Die eigene Nassvergärungstechnologie mit nachgelagerter Gasaufbereitung bietet Agrarbetrieben einen zusätzlichen Wirtschaftszweig: Die Erzeugung von Biogas bzw. Biomethan durch die Verwertung pflanzlicher Stoffe oder Jauche. HZI bietet Lösungen aus einer Hand ab 250 Nm³/h Rohbiogas.

Ob NawaRo in Deutschland, CIVE in Frankreich oder Hähnchenmist, Gülle und Glyzerin in Dänemark – je nach Kunde und regionalen Rahmenbedingungen können unterschiedlichste Stoffe in der Nassvergärung zum Einsatz kommen. Auch Lebensmittelabfälle eignen sich für die energetische Verwertung. Das erzeugte Biogas wird anschliessend mittels Aminwäsche oder Membrantechnologie zu hochreinem Biomethan aufbereitet. Es kann ins Gasnetz eingespeist oder in flüssiger Form anderweitig verwendet werden.
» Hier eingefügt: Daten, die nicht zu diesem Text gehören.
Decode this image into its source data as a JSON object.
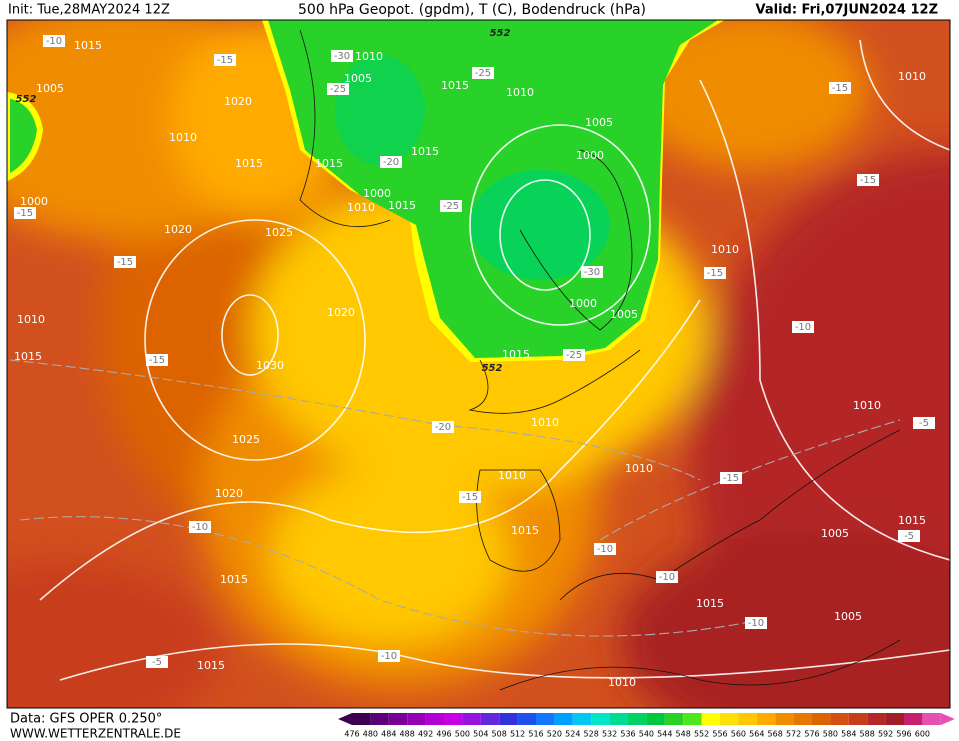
{
  "header": {
    "init": "Init: Tue,28MAY2024 12Z",
    "title": "500 hPa Geopot. (gpdm), T (C), Bodendruck (hPa)",
    "valid": "Valid: Fri,07JUN2024 12Z"
  },
  "footer": {
    "source": "Data: GFS OPER 0.250°",
    "site": "WWW.WETTERZENTRALE.DE"
  },
  "scale": {
    "labels": [
      476,
      480,
      484,
      488,
      492,
      496,
      500,
      504,
      508,
      512,
      516,
      520,
      524,
      528,
      532,
      536,
      540,
      544,
      548,
      552,
      556,
      560,
      564,
      568,
      572,
      576,
      580,
      584,
      588,
      592,
      596,
      600
    ],
    "colors": [
      "#3c0050",
      "#5a0078",
      "#780096",
      "#9600b4",
      "#b400d2",
      "#c800e6",
      "#9614dc",
      "#6428dc",
      "#3232dc",
      "#1e50f0",
      "#1478ff",
      "#00a0ff",
      "#00c8f0",
      "#00e6c8",
      "#00dc96",
      "#00d264",
      "#00c83c",
      "#28d228",
      "#50e61e",
      "#ffff00",
      "#ffe100",
      "#ffc800",
      "#ffaa00",
      "#f08c00",
      "#e67800",
      "#dc6400",
      "#d25014",
      "#c83c1e",
      "#b42828",
      "#a01e28",
      "#c81e6e",
      "#e650b4"
    ]
  },
  "map": {
    "pressure_labels": [
      1015,
      1005,
      1020,
      1010,
      1015,
      1015,
      1010,
      1005,
      1015,
      1010,
      1005,
      1000,
      1015,
      1000,
      1010,
      1015,
      1000,
      1005,
      1015,
      1010,
      1000,
      1020,
      1025,
      1010,
      1015,
      1020,
      1030,
      1025,
      1020,
      1015,
      1010,
      1010,
      1015,
      1010,
      1010,
      1010,
      1005,
      1015,
      1015,
      1005,
      1015,
      1010
    ],
    "temperature_labels": [
      -10,
      -15,
      -30,
      -25,
      -25,
      -20,
      -15,
      -15,
      -25,
      -30,
      -15,
      -15,
      -25,
      -15,
      -15,
      -10,
      -20,
      -15,
      -10,
      -15,
      -10,
      -10,
      -10,
      -10,
      -5,
      -5,
      -5
    ],
    "height_labels": [
      552,
      552,
      552
    ]
  }
}
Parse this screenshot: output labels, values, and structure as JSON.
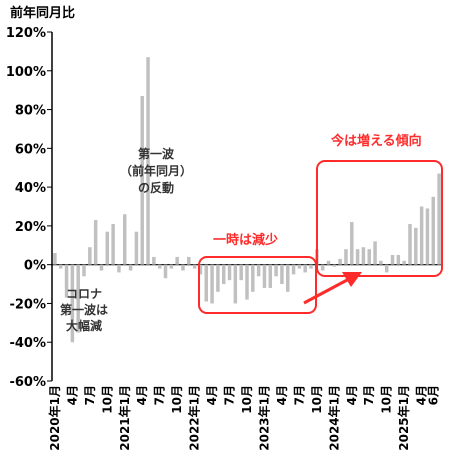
{
  "chart_data": {
    "type": "bar",
    "unit_label": "前年同月比",
    "y_ticks": [
      "120%",
      "100%",
      "80%",
      "60%",
      "40%",
      "20%",
      "0%",
      "-20%",
      "-40%",
      "-60%"
    ],
    "ylim": [
      -60,
      120
    ],
    "x_labels": [
      {
        "i": 0,
        "text": "2020年1月"
      },
      {
        "i": 3,
        "text": "4月"
      },
      {
        "i": 6,
        "text": "7月"
      },
      {
        "i": 9,
        "text": "10月"
      },
      {
        "i": 12,
        "text": "2021年1月"
      },
      {
        "i": 15,
        "text": "4月"
      },
      {
        "i": 18,
        "text": "7月"
      },
      {
        "i": 21,
        "text": "10月"
      },
      {
        "i": 24,
        "text": "2022年1月"
      },
      {
        "i": 27,
        "text": "4月"
      },
      {
        "i": 30,
        "text": "7月"
      },
      {
        "i": 33,
        "text": "10月"
      },
      {
        "i": 36,
        "text": "2023年1月"
      },
      {
        "i": 39,
        "text": "4月"
      },
      {
        "i": 42,
        "text": "7月"
      },
      {
        "i": 45,
        "text": "10月"
      },
      {
        "i": 48,
        "text": "2024年1月"
      },
      {
        "i": 51,
        "text": "4月"
      },
      {
        "i": 54,
        "text": "7月"
      },
      {
        "i": 57,
        "text": "10月"
      },
      {
        "i": 60,
        "text": "2025年1月"
      },
      {
        "i": 63,
        "text": "4月"
      },
      {
        "i": 65,
        "text": "6月"
      }
    ],
    "values": [
      6,
      -2,
      -17,
      -40,
      -35,
      -6,
      9,
      23,
      -3,
      17,
      21,
      -4,
      26,
      -3,
      17,
      87,
      107,
      4,
      -2,
      -7,
      -2,
      4,
      -3,
      4,
      -2,
      -5,
      -19,
      -20,
      -14,
      -10,
      -8,
      -20,
      -8,
      -18,
      -14,
      -6,
      -12,
      -12,
      -6,
      -10,
      -14,
      -5,
      -2,
      -4,
      -2,
      8,
      -3,
      2,
      -1,
      3,
      8,
      22,
      8,
      9,
      8,
      12,
      2,
      -4,
      5,
      5,
      2,
      21,
      19,
      30,
      29,
      35,
      47
    ],
    "bar_color": "#c0c0c0",
    "annotations": {
      "covid": [
        "コロナ",
        "第一波は",
        "大幅減"
      ],
      "rebound": [
        "第一波",
        "（前年同月）",
        "の反動"
      ],
      "decrease": "一時は減少",
      "increase": "今は増える傾向"
    },
    "highlight_color": "#ff2a2a"
  }
}
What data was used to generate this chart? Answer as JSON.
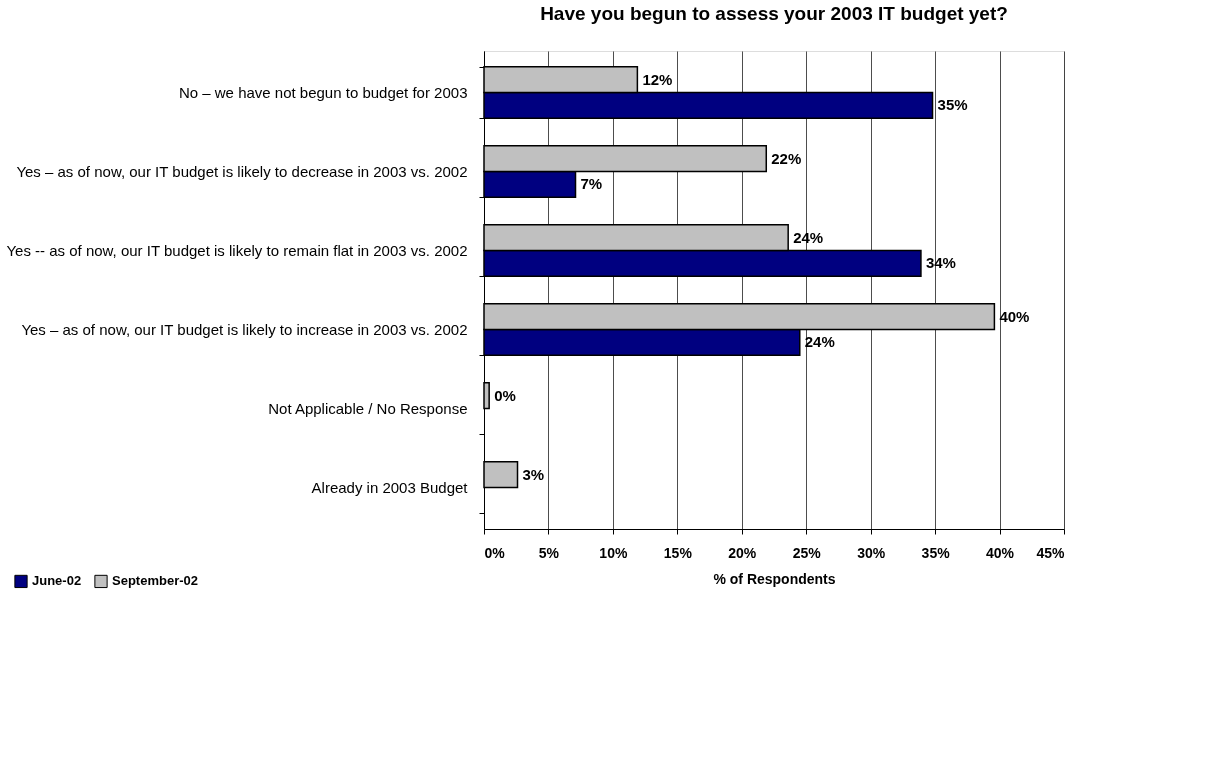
{
  "chart_data": {
    "type": "bar",
    "orientation": "horizontal",
    "title": "Have you begun to assess your 2003 IT budget yet?",
    "xlabel": "% of Respondents",
    "categories": [
      "No – we have not begun to budget for 2003",
      "Yes – as of now, our IT budget is likely to decrease in 2003 vs. 2002",
      "Yes -- as of now, our IT budget is likely to remain flat in 2003 vs. 2002",
      "Yes – as of now, our IT budget is likely to increase in 2003 vs. 2002",
      "Not Applicable / No Response",
      "Already in 2003 Budget"
    ],
    "series": [
      {
        "name": "June-02",
        "color": "#000080",
        "values": [
          34.8,
          7.1,
          33.9,
          24.5,
          null,
          null
        ],
        "value_labels": [
          "35%",
          "7%",
          "34%",
          "24%",
          null,
          null
        ]
      },
      {
        "name": "September-02",
        "color": "#c0c0c0",
        "values": [
          11.9,
          21.9,
          23.6,
          39.6,
          0.4,
          2.6
        ],
        "value_labels": [
          "12%",
          "22%",
          "24%",
          "40%",
          "0%",
          "3%"
        ]
      }
    ],
    "xlim": [
      0,
      45
    ],
    "xticks": [
      {
        "value": 0,
        "label": "0%"
      },
      {
        "value": 5,
        "label": "5%"
      },
      {
        "value": 10,
        "label": "10%"
      },
      {
        "value": 15,
        "label": "15%"
      },
      {
        "value": 20,
        "label": "20%"
      },
      {
        "value": 25,
        "label": "25%"
      },
      {
        "value": 30,
        "label": "30%"
      },
      {
        "value": 35,
        "label": "35%"
      },
      {
        "value": 40,
        "label": "40%"
      },
      {
        "value": 45,
        "label": "45%"
      }
    ],
    "grid": "x",
    "legend": "bottom left"
  }
}
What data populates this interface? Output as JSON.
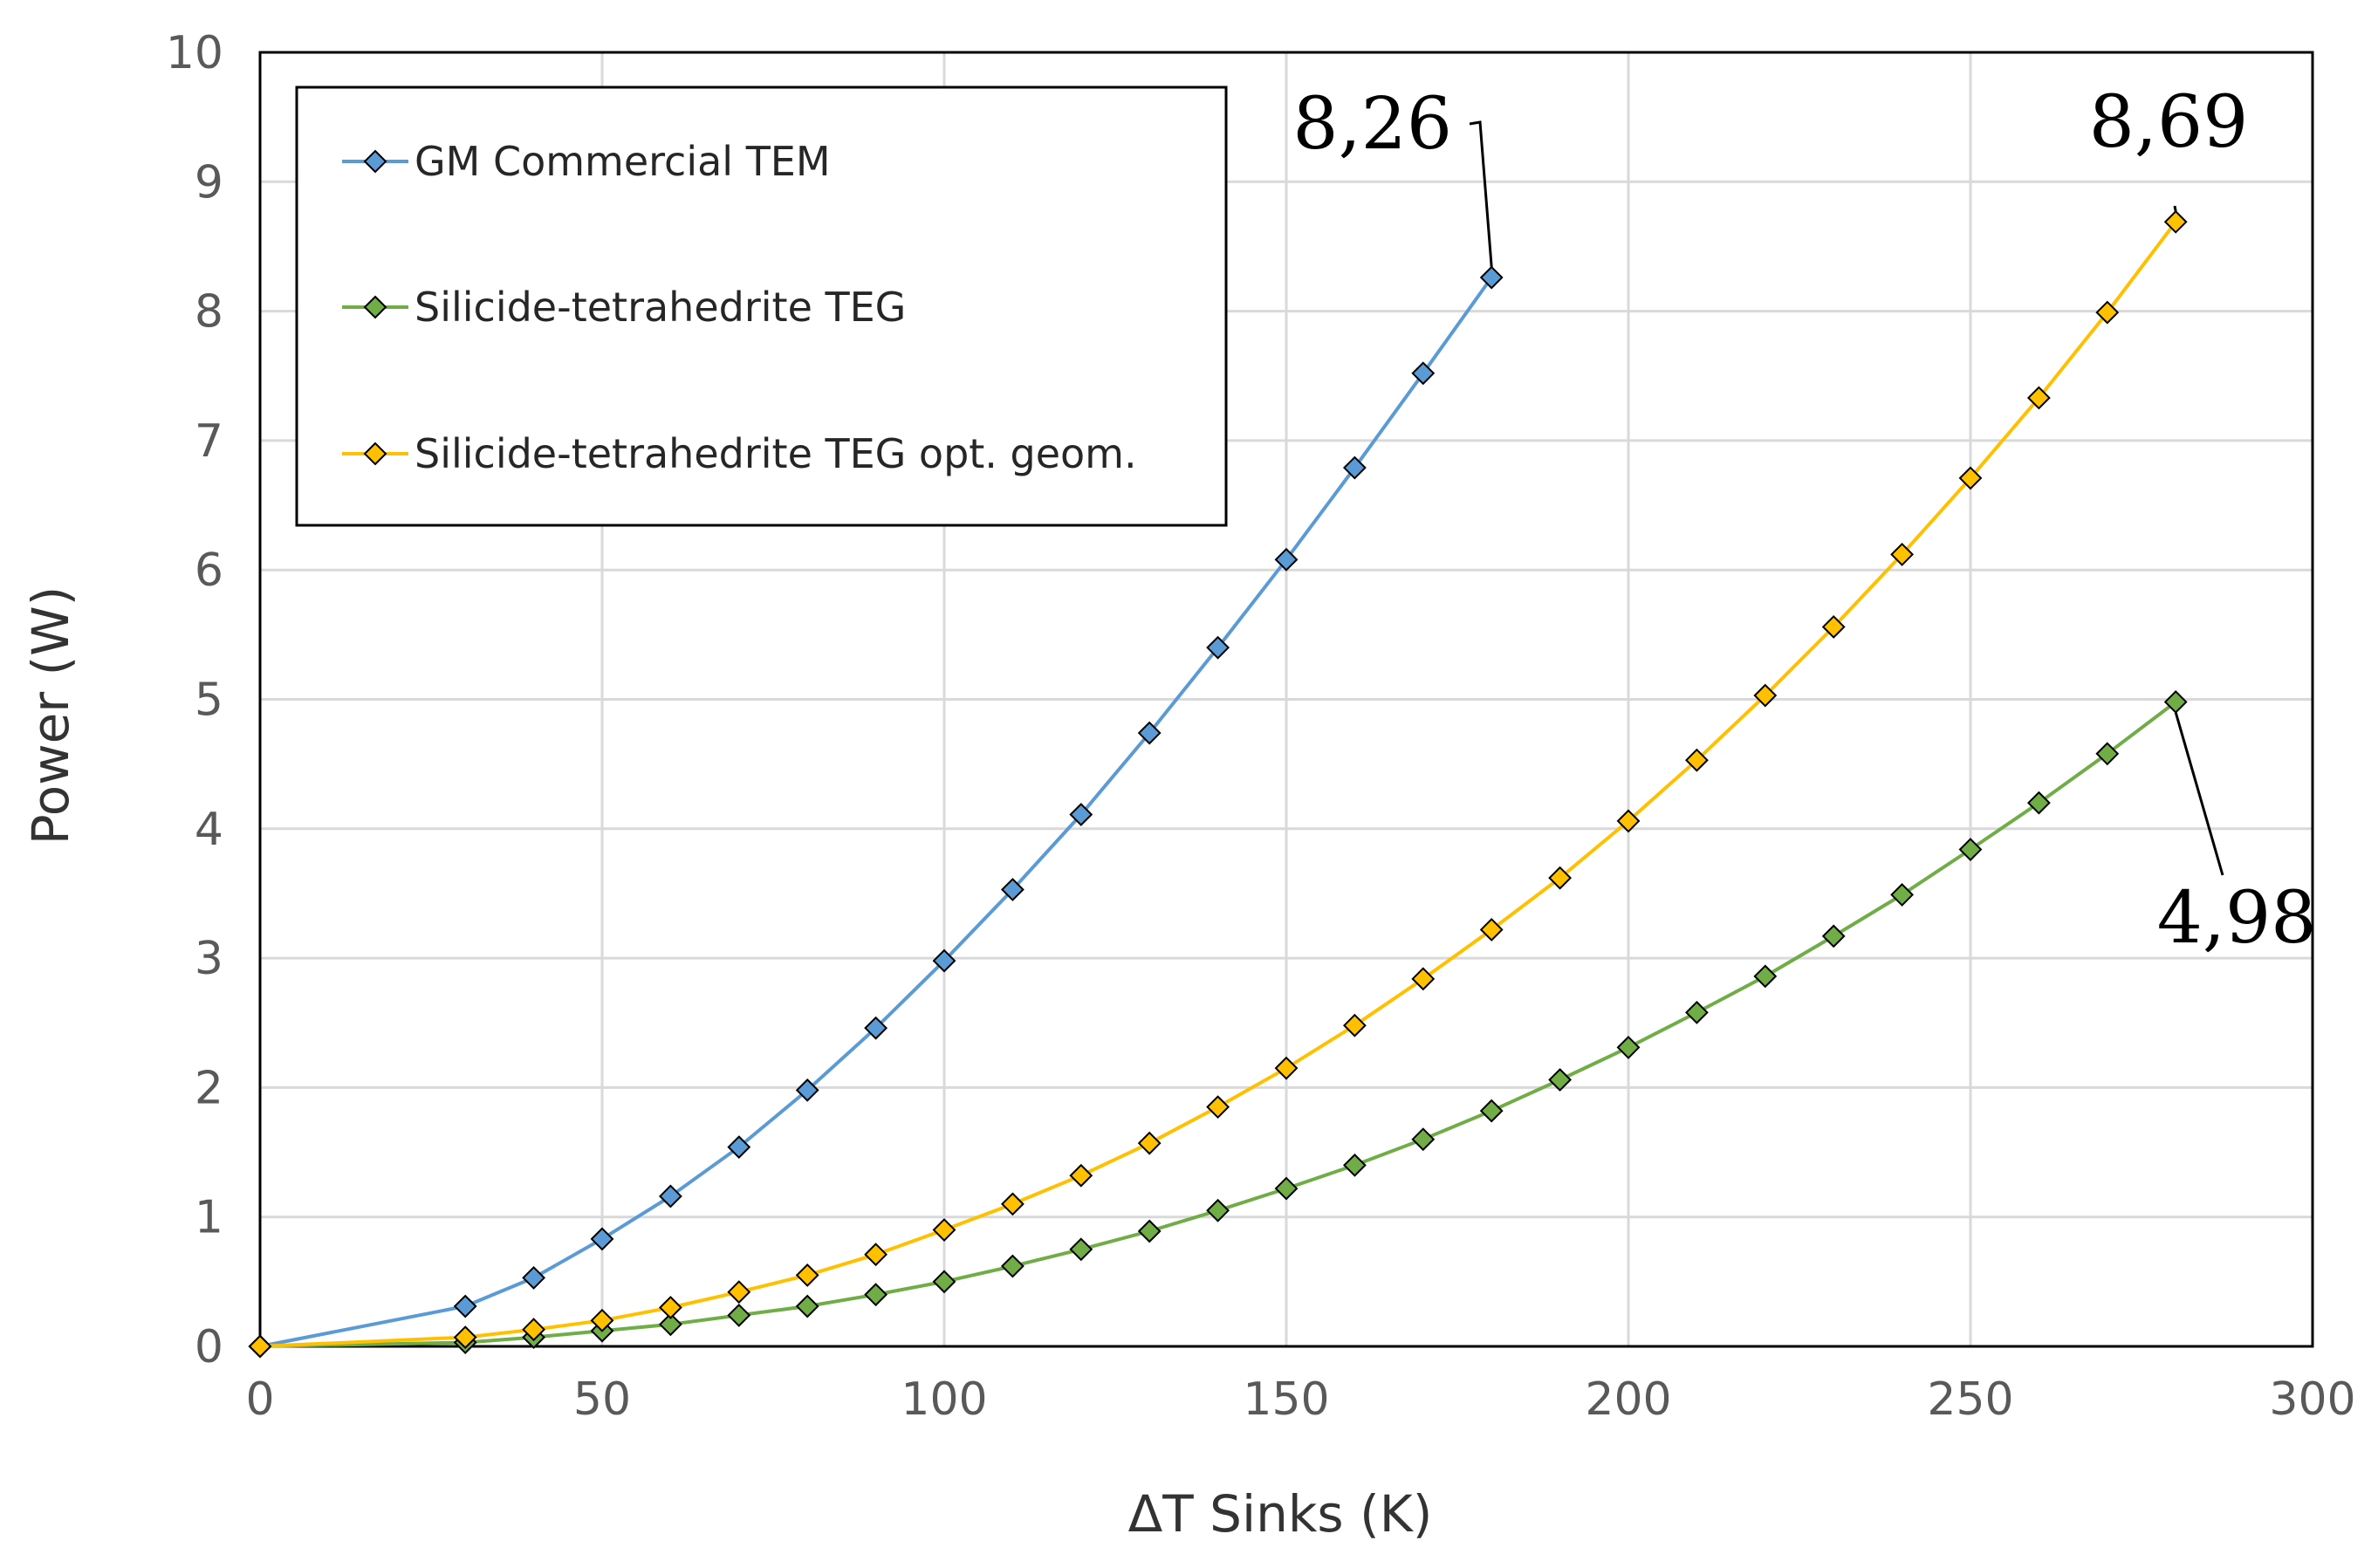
{
  "chart_data": {
    "type": "line",
    "title": "",
    "xlabel": "ΔT Sinks (K)",
    "ylabel": "Power (W)",
    "xlim": [
      0,
      300
    ],
    "ylim": [
      0,
      10
    ],
    "xticks": [
      0,
      50,
      100,
      150,
      200,
      250,
      300
    ],
    "yticks": [
      0,
      1,
      2,
      3,
      4,
      5,
      6,
      7,
      8,
      9,
      10
    ],
    "grid": true,
    "legend_position": "top-left",
    "series": [
      {
        "name": "GM Commercial TEM",
        "color": "#5b9bd5",
        "marker": "diamond",
        "x": [
          0,
          30,
          40,
          50,
          60,
          70,
          80,
          90,
          100,
          110,
          120,
          130,
          140,
          150,
          160,
          170,
          180
        ],
        "y": [
          0,
          0.31,
          0.53,
          0.83,
          1.16,
          1.54,
          1.98,
          2.46,
          2.98,
          3.53,
          4.11,
          4.74,
          5.4,
          6.08,
          6.79,
          7.52,
          8.26
        ]
      },
      {
        "name": "Silicide-tetrahedrite TEG",
        "color": "#70ad47",
        "marker": "diamond",
        "x": [
          0,
          30,
          40,
          50,
          60,
          70,
          80,
          90,
          100,
          110,
          120,
          130,
          140,
          150,
          160,
          170,
          180,
          190,
          200,
          210,
          220,
          230,
          240,
          250,
          260,
          270,
          280
        ],
        "y": [
          0,
          0.03,
          0.07,
          0.12,
          0.17,
          0.24,
          0.31,
          0.4,
          0.5,
          0.62,
          0.75,
          0.89,
          1.05,
          1.22,
          1.4,
          1.6,
          1.82,
          2.06,
          2.31,
          2.58,
          2.86,
          3.17,
          3.49,
          3.84,
          4.2,
          4.58,
          4.98
        ]
      },
      {
        "name": "Silicide-tetrahedrite TEG opt. geom.",
        "color": "#ffc000",
        "marker": "diamond",
        "x": [
          0,
          30,
          40,
          50,
          60,
          70,
          80,
          90,
          100,
          110,
          120,
          130,
          140,
          150,
          160,
          170,
          180,
          190,
          200,
          210,
          220,
          230,
          240,
          250,
          260,
          270,
          280
        ],
        "y": [
          0,
          0.07,
          0.13,
          0.2,
          0.3,
          0.42,
          0.55,
          0.71,
          0.9,
          1.1,
          1.32,
          1.57,
          1.85,
          2.15,
          2.48,
          2.84,
          3.22,
          3.62,
          4.06,
          4.53,
          5.03,
          5.56,
          6.12,
          6.71,
          7.33,
          7.99,
          8.69
        ]
      }
    ],
    "annotations": [
      {
        "text": "8,26",
        "series": 0,
        "x": 180,
        "y": 8.26
      },
      {
        "text": "8,69",
        "series": 2,
        "x": 280,
        "y": 8.69
      },
      {
        "text": "4,98",
        "series": 1,
        "x": 280,
        "y": 4.98
      }
    ]
  }
}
Das Anlagendesign ist grosszügig dimensioniert. Das ist besonders bei heterogenen Substraten wichtig und sorgt für eine robuste Prozessbiologie und höhere Gaserträge. Zudem verhindert es die Bildung von Sink- und Schwimmschichten; das begünstigt die Energieeffizienz. Ebenfalls von Vorteil: das Gesamtanlagenkonzept aus einer Hand mit entsprechendem Schnittstellen-Know-how.

Der Unterhalt und die professionelle Wartung der Anlagen werden durch die bedarfsgerechten Service-Pakete oder den remote Onlinesupport sichergestellt. Die Nähe zu den Kunden garantiert schnelle Reaktionszeiten durch erfahrene Experten.